Re "Locksmith", the issue is whether we want to allow different named relationships between the geometry and the real world entity. The linestring could outline the shape of their office or their service zone; just using a "shape" relation leaves that unclear. The shape of a https://schema.org/Museum or http://schema.org/Zoo or http://schema.org/Beach might be the place itself, whereas the various types of http://schema.org/EducationalOrganization e.g. http://schema.org/School could want to represent their "catchment area" (alongside the shape of the school grounds, perhaps).

For another (slightly weak) example perhaps a http://schema.org/Taxi has picking up vs dropping off zones, or https://schema.org/RealEstateAgent has different rentalZone vs salesZone.

akuckartz commented 9 years ago

I agree that different named relationships between geometries and real world entities very often make sense (as illustrated by those examples).

GeoJSON seems to miss the 3D object types provided by WKT. Otherwise the complexity of WKT is the same as that of GeoJSON and GeoJSON-LD: http://en.wikipedia.org/wiki/Well-known_text#Geometric_objects

If no 3D object types are used It is possible to transform WKT to GeoJSON(-LD) and vice versa.

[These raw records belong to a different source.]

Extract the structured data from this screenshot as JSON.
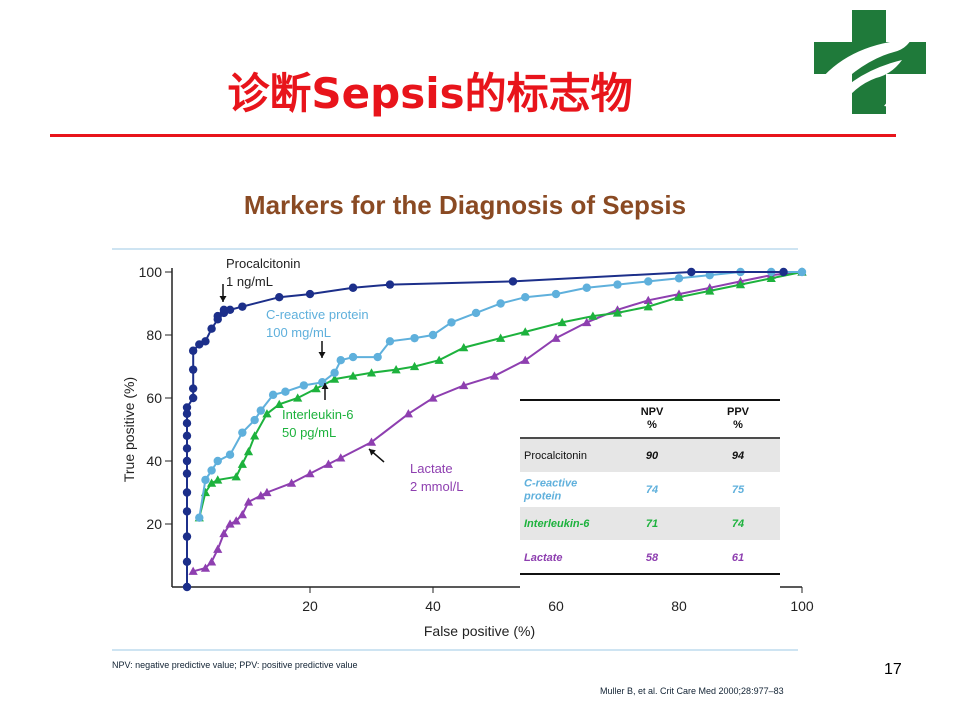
{
  "slide": {
    "title": "诊断Sepsis的标志物",
    "number": "17",
    "footnote": "NPV: negative predictive value; PPV: positive predictive value",
    "citation": "Muller B, et al. Crit Care Med 2000;28:977–83",
    "colors": {
      "title": "#e8141b",
      "rule": "#e8141b",
      "logo_green": "#1f7a3a",
      "chart_title": "#8a4a23"
    },
    "logo_icon": "cross-and-bird-logo"
  },
  "chart_data": {
    "type": "line",
    "title": "Markers for the Diagnosis of Sepsis",
    "xlabel": "False positive (%)",
    "ylabel": "True positive (%)",
    "xlim": [
      0,
      100
    ],
    "ylim": [
      0,
      100
    ],
    "xticks": [
      20,
      40,
      60,
      80,
      100
    ],
    "yticks": [
      20,
      40,
      60,
      80,
      100
    ],
    "grid": false,
    "series": [
      {
        "name": "Procalcitonin",
        "color": "#1c2f8a",
        "marker": "circle",
        "x": [
          0,
          0,
          0,
          0,
          0,
          0,
          0,
          0,
          0,
          0,
          0,
          0,
          1,
          1,
          1,
          1,
          2,
          3,
          4,
          5,
          5,
          6,
          6,
          7,
          9,
          15,
          20,
          27,
          33,
          53,
          82,
          97
        ],
        "y": [
          0,
          8,
          16,
          24,
          30,
          36,
          40,
          44,
          48,
          52,
          55,
          57,
          60,
          63,
          69,
          75,
          77,
          78,
          82,
          85,
          86,
          87,
          88,
          88,
          89,
          92,
          93,
          95,
          96,
          97,
          100,
          100
        ]
      },
      {
        "name": "C-reactive protein",
        "color": "#5fb0dc",
        "marker": "circle",
        "x": [
          2,
          3,
          4,
          5,
          7,
          9,
          11,
          12,
          14,
          16,
          19,
          22,
          24,
          25,
          27,
          31,
          33,
          37,
          40,
          43,
          47,
          51,
          55,
          60,
          65,
          70,
          75,
          80,
          85,
          90,
          95,
          100
        ],
        "y": [
          22,
          34,
          37,
          40,
          42,
          49,
          53,
          56,
          61,
          62,
          64,
          65,
          68,
          72,
          73,
          73,
          78,
          79,
          80,
          84,
          87,
          90,
          92,
          93,
          95,
          96,
          97,
          98,
          99,
          100,
          100,
          100
        ]
      },
      {
        "name": "Interleukin-6",
        "color": "#1db23d",
        "marker": "triangle",
        "x": [
          2,
          3,
          4,
          5,
          8,
          9,
          10,
          11,
          13,
          15,
          18,
          21,
          24,
          27,
          30,
          34,
          37,
          41,
          45,
          51,
          55,
          61,
          66,
          70,
          75,
          80,
          85,
          90,
          95,
          100
        ],
        "y": [
          22,
          30,
          33,
          34,
          35,
          39,
          43,
          48,
          55,
          58,
          60,
          63,
          66,
          67,
          68,
          69,
          70,
          72,
          76,
          79,
          81,
          84,
          86,
          87,
          89,
          92,
          94,
          96,
          98,
          100
        ]
      },
      {
        "name": "Lactate",
        "color": "#8e3fb0",
        "marker": "triangle",
        "x": [
          1,
          3,
          4,
          5,
          6,
          7,
          8,
          9,
          10,
          12,
          13,
          17,
          20,
          23,
          25,
          30,
          36,
          40,
          45,
          50,
          55,
          60,
          65,
          70,
          75,
          80,
          85,
          90,
          95,
          100
        ],
        "y": [
          5,
          6,
          8,
          12,
          17,
          20,
          21,
          23,
          27,
          29,
          30,
          33,
          36,
          39,
          41,
          46,
          55,
          60,
          64,
          67,
          72,
          79,
          84,
          88,
          91,
          93,
          95,
          97,
          99,
          100
        ]
      }
    ],
    "annotations": [
      {
        "name": "Procalcitonin",
        "line1": "Procalcitonin",
        "line2": "1 ng/mL",
        "color": "#222222",
        "target": [
          6,
          88
        ]
      },
      {
        "name": "C-reactive protein",
        "line1": "C-reactive protein",
        "line2": "100 mg/mL",
        "color": "#5fb0dc",
        "target": [
          22,
          72
        ]
      },
      {
        "name": "Interleukin-6",
        "line1": "Interleukin-6",
        "line2": "50 pg/mL",
        "color": "#1db23d",
        "target": [
          22,
          65
        ]
      },
      {
        "name": "Lactate",
        "line1": "Lactate",
        "line2": "2 mmol/L",
        "color": "#8e3fb0",
        "target": [
          31,
          45
        ]
      }
    ],
    "table": {
      "headers": [
        "",
        "NPV\n%",
        "PPV\n%"
      ],
      "rows": [
        {
          "label": "Procalcitonin",
          "npv": "90",
          "ppv": "94",
          "color": "#111111"
        },
        {
          "label": "C-reactive\nprotein",
          "npv": "74",
          "ppv": "75",
          "color": "#5fb0dc"
        },
        {
          "label": "Interleukin-6",
          "npv": "71",
          "ppv": "74",
          "color": "#1db23d"
        },
        {
          "label": "Lactate",
          "npv": "58",
          "ppv": "61",
          "color": "#8e3fb0"
        }
      ]
    }
  }
}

The question regarding complexity therefore is a general one. For example: Do we want GeometryCollections? http://geojson.org/geojson-spec.html#geometrycollection

(They can be recursive...)

danbri commented 9 years ago

I'm not aware of immediate 3d use cases at least around schema.org and JSON-LD. I'm sure it'll come eventually, but maybe premature optimization to worry too much at this stage?

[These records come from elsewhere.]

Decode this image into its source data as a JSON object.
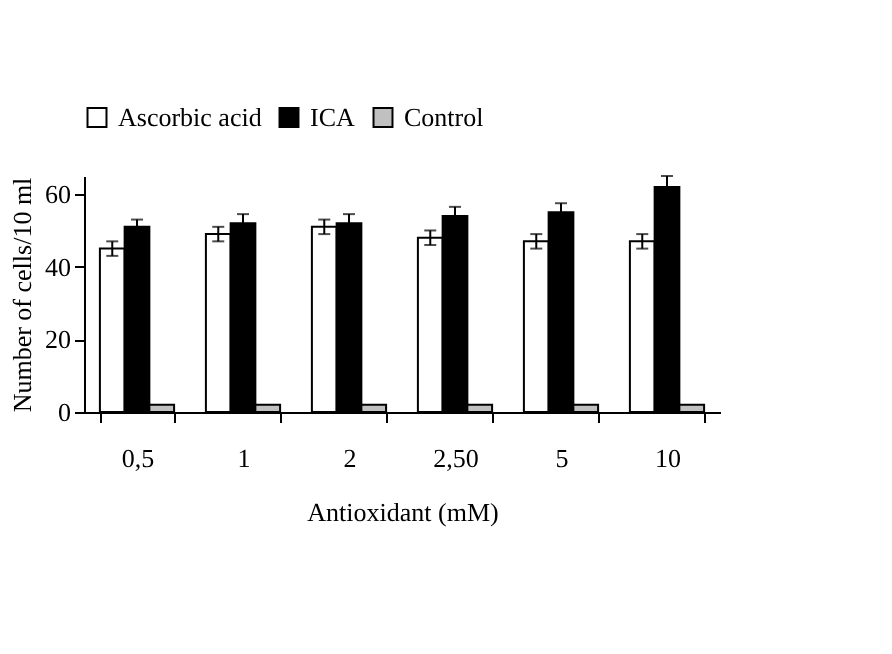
{
  "chart_data": {
    "type": "bar",
    "xlabel": "Antioxidant (mM)",
    "ylabel": "Number of cells/10 ml",
    "categories": [
      "0,5",
      "1",
      "2",
      "2,50",
      "5",
      "10"
    ],
    "series": [
      {
        "name": "Ascorbic acid",
        "color": "#ffffff",
        "values": [
          45,
          49,
          51,
          48,
          47,
          47
        ],
        "errors": [
          2,
          2,
          2,
          2,
          2,
          2
        ]
      },
      {
        "name": "ICA",
        "color": "#000000",
        "values": [
          51,
          52,
          52,
          54,
          55,
          62
        ],
        "errors": [
          2,
          2.5,
          2.5,
          2.5,
          2.5,
          3
        ]
      },
      {
        "name": "Control",
        "color": "#c0c0c0",
        "values": [
          2,
          2,
          2,
          2,
          2,
          2
        ]
      }
    ],
    "ylim": [
      0,
      65
    ],
    "yticks": [
      0,
      20,
      40,
      60
    ],
    "grid": false,
    "legend": "top"
  }
}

akuckartz commented 9 years ago

Complete support for WRT would automatically include support for 3D. But I do not have a strong position regarding 3D here. In any case it does not add much to the complexity already involved in 2D WRT or GeoJSON.

The main question at the moment seems to be: Is the complexity of (complete) 2D WRT or GeoJSON welcome to schema.org. The answer to that question probably influences if WRT or GeoJSON(-LD) is more suitable.

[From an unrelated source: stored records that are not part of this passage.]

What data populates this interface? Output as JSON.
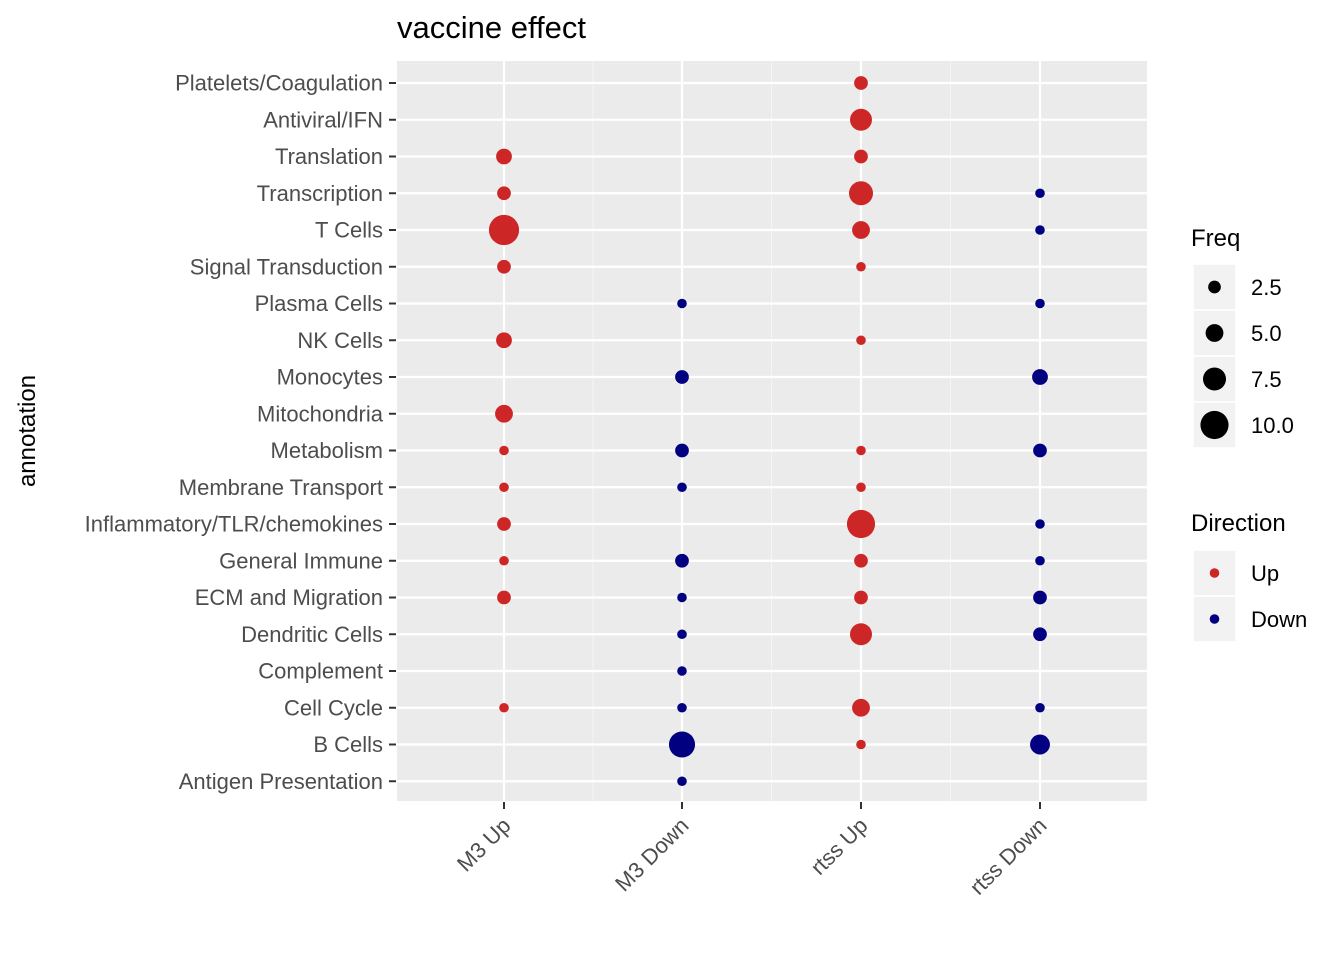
{
  "chart_data": {
    "type": "scatter",
    "title": "vaccine effect",
    "xlabel": "",
    "ylabel": "annotation",
    "x_categories": [
      "M3 Up",
      "M3 Down",
      "rtss Up",
      "rtss Down"
    ],
    "y_categories": [
      "Antigen Presentation",
      "B Cells",
      "Cell Cycle",
      "Complement",
      "Dendritic Cells",
      "ECM and Migration",
      "General Immune",
      "Inflammatory/TLR/chemokines",
      "Membrane Transport",
      "Metabolism",
      "Mitochondria",
      "Monocytes",
      "NK Cells",
      "Plasma Cells",
      "Signal Transduction",
      "T Cells",
      "Transcription",
      "Translation",
      "Antiviral/IFN",
      "Platelets/Coagulation"
    ],
    "colors": {
      "Up": "#cd2626",
      "Down": "#000080"
    },
    "points": [
      {
        "x": "M3 Up",
        "y": "Translation",
        "freq": 4,
        "direction": "Up"
      },
      {
        "x": "M3 Up",
        "y": "Transcription",
        "freq": 3,
        "direction": "Up"
      },
      {
        "x": "M3 Up",
        "y": "T Cells",
        "freq": 11,
        "direction": "Up"
      },
      {
        "x": "M3 Up",
        "y": "Signal Transduction",
        "freq": 3,
        "direction": "Up"
      },
      {
        "x": "M3 Up",
        "y": "NK Cells",
        "freq": 4,
        "direction": "Up"
      },
      {
        "x": "M3 Up",
        "y": "Mitochondria",
        "freq": 5,
        "direction": "Up"
      },
      {
        "x": "M3 Up",
        "y": "Metabolism",
        "freq": 1,
        "direction": "Up"
      },
      {
        "x": "M3 Up",
        "y": "Membrane Transport",
        "freq": 1,
        "direction": "Up"
      },
      {
        "x": "M3 Up",
        "y": "Inflammatory/TLR/chemokines",
        "freq": 3,
        "direction": "Up"
      },
      {
        "x": "M3 Up",
        "y": "General Immune",
        "freq": 1,
        "direction": "Up"
      },
      {
        "x": "M3 Up",
        "y": "ECM and Migration",
        "freq": 3,
        "direction": "Up"
      },
      {
        "x": "M3 Up",
        "y": "Cell Cycle",
        "freq": 1,
        "direction": "Up"
      },
      {
        "x": "M3 Down",
        "y": "Plasma Cells",
        "freq": 1,
        "direction": "Down"
      },
      {
        "x": "M3 Down",
        "y": "Monocytes",
        "freq": 3,
        "direction": "Down"
      },
      {
        "x": "M3 Down",
        "y": "Metabolism",
        "freq": 3,
        "direction": "Down"
      },
      {
        "x": "M3 Down",
        "y": "Membrane Transport",
        "freq": 1,
        "direction": "Down"
      },
      {
        "x": "M3 Down",
        "y": "General Immune",
        "freq": 3,
        "direction": "Down"
      },
      {
        "x": "M3 Down",
        "y": "ECM and Migration",
        "freq": 1,
        "direction": "Down"
      },
      {
        "x": "M3 Down",
        "y": "Dendritic Cells",
        "freq": 1,
        "direction": "Down"
      },
      {
        "x": "M3 Down",
        "y": "Complement",
        "freq": 1,
        "direction": "Down"
      },
      {
        "x": "M3 Down",
        "y": "Cell Cycle",
        "freq": 1,
        "direction": "Down"
      },
      {
        "x": "M3 Down",
        "y": "B Cells",
        "freq": 9,
        "direction": "Down"
      },
      {
        "x": "M3 Down",
        "y": "Antigen Presentation",
        "freq": 1,
        "direction": "Down"
      },
      {
        "x": "rtss Up",
        "y": "Platelets/Coagulation",
        "freq": 3,
        "direction": "Up"
      },
      {
        "x": "rtss Up",
        "y": "Antiviral/IFN",
        "freq": 7,
        "direction": "Up"
      },
      {
        "x": "rtss Up",
        "y": "Translation",
        "freq": 3,
        "direction": "Up"
      },
      {
        "x": "rtss Up",
        "y": "Transcription",
        "freq": 8,
        "direction": "Up"
      },
      {
        "x": "rtss Up",
        "y": "T Cells",
        "freq": 5,
        "direction": "Up"
      },
      {
        "x": "rtss Up",
        "y": "Signal Transduction",
        "freq": 1,
        "direction": "Up"
      },
      {
        "x": "rtss Up",
        "y": "NK Cells",
        "freq": 1,
        "direction": "Up"
      },
      {
        "x": "rtss Up",
        "y": "Metabolism",
        "freq": 1,
        "direction": "Up"
      },
      {
        "x": "rtss Up",
        "y": "Membrane Transport",
        "freq": 1,
        "direction": "Up"
      },
      {
        "x": "rtss Up",
        "y": "Inflammatory/TLR/chemokines",
        "freq": 10,
        "direction": "Up"
      },
      {
        "x": "rtss Up",
        "y": "General Immune",
        "freq": 3,
        "direction": "Up"
      },
      {
        "x": "rtss Up",
        "y": "ECM and Migration",
        "freq": 3,
        "direction": "Up"
      },
      {
        "x": "rtss Up",
        "y": "Dendritic Cells",
        "freq": 7,
        "direction": "Up"
      },
      {
        "x": "rtss Up",
        "y": "Cell Cycle",
        "freq": 5,
        "direction": "Up"
      },
      {
        "x": "rtss Up",
        "y": "B Cells",
        "freq": 1,
        "direction": "Up"
      },
      {
        "x": "rtss Down",
        "y": "Transcription",
        "freq": 1,
        "direction": "Down"
      },
      {
        "x": "rtss Down",
        "y": "T Cells",
        "freq": 1,
        "direction": "Down"
      },
      {
        "x": "rtss Down",
        "y": "Plasma Cells",
        "freq": 1,
        "direction": "Down"
      },
      {
        "x": "rtss Down",
        "y": "Monocytes",
        "freq": 4,
        "direction": "Down"
      },
      {
        "x": "rtss Down",
        "y": "Metabolism",
        "freq": 3,
        "direction": "Down"
      },
      {
        "x": "rtss Down",
        "y": "Inflammatory/TLR/chemokines",
        "freq": 1,
        "direction": "Down"
      },
      {
        "x": "rtss Down",
        "y": "General Immune",
        "freq": 1,
        "direction": "Down"
      },
      {
        "x": "rtss Down",
        "y": "ECM and Migration",
        "freq": 3,
        "direction": "Down"
      },
      {
        "x": "rtss Down",
        "y": "Dendritic Cells",
        "freq": 3,
        "direction": "Down"
      },
      {
        "x": "rtss Down",
        "y": "Cell Cycle",
        "freq": 1,
        "direction": "Down"
      },
      {
        "x": "rtss Down",
        "y": "B Cells",
        "freq": 6,
        "direction": "Down"
      }
    ],
    "legend": {
      "size_title": "Freq",
      "size_breaks": [
        {
          "value": 2.5,
          "label": "2.5"
        },
        {
          "value": 5.0,
          "label": "5.0"
        },
        {
          "value": 7.5,
          "label": "7.5"
        },
        {
          "value": 10.0,
          "label": "10.0"
        }
      ],
      "color_title": "Direction",
      "color_entries": [
        {
          "name": "Up",
          "label": "Up"
        },
        {
          "name": "Down",
          "label": "Down"
        }
      ],
      "placement": "right"
    },
    "grid": true
  }
}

danbri commented 9 years ago

If there's 3D WRT data out there, having it accessible in a JSON-LD and schema.org -friendly form seems fine and useful. There are lots of places within schema.org where in theory someone could stuff incredibly detailed, complex data, simply by using existing vocabulary more erm wholeheartedly. For schema.org that pretty much comes with the territory since it's essentially a dictionary, where both publishers and consumers get to pick and choose the bits that are useful to them (hopefully with some overlaps). So I'm left leaning towards WRT...

msporny commented 9 years ago

Why not just dump the entire two-dimensional array in a JSON string? I know that's not pure, but the assumption here is you already have access to a JSON processor (every major programming language does).

So, do this:

"coordinates": "[[102.0, 0.0], [103.0, 1.0], [104.0, 0.0], [105.0, 1.0]]"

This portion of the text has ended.